As we approach Valentine’s Day, it’s always appropriate to consider our relationship with our spouses. Jill and I will be celebrating our 35th anniversary this year. Our married life together hasn’t always mirrored a Hallmark romance movie; in fact there isn’t a married couple anywhere who has significant time together who wouldn’t agree with me. Married life can be challenging, frustrating, and discouraging.

But after nearly 35 years of married life, both Jill and I would agree, without a doubt, that we are tremendously blessed and grateful to be married to each other. The joy and happiness we experience together far outweighs the negative times we have also experienced.

Marriage in many ways is a tangible, real-life picture of our faith journey. As we walk in relationship with Jesus, sometimes the joy and satisfaction are incredible and powerful. Other times our faith walk is more like a walk of obedience. We obey because it is the right thing to do; not necessarily because we feel like it. In Ephesians 5 Paul talks about this in detail. However – before he digs into the meat of what that means, he makes a statement that we often overlook. Ephesians 5:21 says,

“Submit to one another out of reverence for Christ.”

Submit to one another. Submit. Another word might be surrender.
Out of reverence for Christ. Reverence. Another word might be worship.

(Alan’s translation):
“Surrender to each other as a practical way to worship Jesus.”

When we make a conscious choice to surrender to our spouse and honor him/her above our own self, we are – in a very practical way – “doing” at least 2 of Clear Creek’s rhythm statements: surrender and worship. As we submit and surrender to each other, we are in fact worshipping Jesus. This can be demonstrated in 1000+ different ways in our relationship together. When we choose to surrender to each other – as an act of worship – disputes, conflicts, and arguments will shrink down to their proper place.

One of the couples I used to work with said their goal was “…to increase the good, and decrease the bad…” in their relationship. I’ve always thought that was very simple and yet very profound. If we truly desire to make our relationship with each other the best it can be, that must be the goal, not necessarily winning the current argument.

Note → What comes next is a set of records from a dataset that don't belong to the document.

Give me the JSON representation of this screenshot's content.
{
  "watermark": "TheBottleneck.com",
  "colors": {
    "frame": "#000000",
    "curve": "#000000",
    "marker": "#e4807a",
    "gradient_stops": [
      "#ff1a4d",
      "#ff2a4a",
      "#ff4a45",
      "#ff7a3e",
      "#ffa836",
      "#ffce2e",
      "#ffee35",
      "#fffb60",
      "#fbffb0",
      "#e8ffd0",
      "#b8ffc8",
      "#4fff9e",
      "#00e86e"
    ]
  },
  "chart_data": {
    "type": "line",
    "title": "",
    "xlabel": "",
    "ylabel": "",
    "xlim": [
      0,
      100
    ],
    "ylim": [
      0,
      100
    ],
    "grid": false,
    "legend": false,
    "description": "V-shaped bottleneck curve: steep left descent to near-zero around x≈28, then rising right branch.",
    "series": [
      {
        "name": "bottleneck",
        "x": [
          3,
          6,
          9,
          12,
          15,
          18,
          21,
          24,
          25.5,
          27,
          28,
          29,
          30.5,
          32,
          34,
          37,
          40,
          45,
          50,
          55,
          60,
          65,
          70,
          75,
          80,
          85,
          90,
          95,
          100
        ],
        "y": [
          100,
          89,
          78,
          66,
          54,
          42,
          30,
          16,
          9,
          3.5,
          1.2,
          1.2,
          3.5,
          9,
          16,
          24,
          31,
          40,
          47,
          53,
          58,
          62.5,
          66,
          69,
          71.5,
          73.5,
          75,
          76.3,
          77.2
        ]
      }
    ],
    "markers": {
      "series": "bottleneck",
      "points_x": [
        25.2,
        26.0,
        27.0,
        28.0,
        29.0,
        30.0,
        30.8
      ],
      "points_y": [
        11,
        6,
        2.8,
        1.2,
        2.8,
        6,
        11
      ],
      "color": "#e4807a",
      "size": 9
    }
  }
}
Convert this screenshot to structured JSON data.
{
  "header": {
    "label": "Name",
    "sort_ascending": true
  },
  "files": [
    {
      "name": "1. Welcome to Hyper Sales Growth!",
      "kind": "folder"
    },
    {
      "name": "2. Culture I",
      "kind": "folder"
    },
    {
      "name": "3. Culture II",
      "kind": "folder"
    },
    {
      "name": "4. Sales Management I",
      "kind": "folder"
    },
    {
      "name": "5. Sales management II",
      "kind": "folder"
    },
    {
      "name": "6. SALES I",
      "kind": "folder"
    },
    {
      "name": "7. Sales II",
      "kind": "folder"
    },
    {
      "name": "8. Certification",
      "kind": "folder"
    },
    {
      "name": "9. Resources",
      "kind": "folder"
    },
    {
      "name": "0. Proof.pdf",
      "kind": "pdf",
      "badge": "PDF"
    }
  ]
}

By the way – “increasing the good and decreasing the bad” – is what God wants for our marriages as well!

This year, at Valentine’s Day, instead of buying diamonds (very expensive!) or chocolates (very fattening!), try doing something else: as an act of worship, surrender to your spouse in an area that he/she wants, needs or is passionate about. I can just about guarantee that this will increase the good feelings and decrease the bad feelings you both share.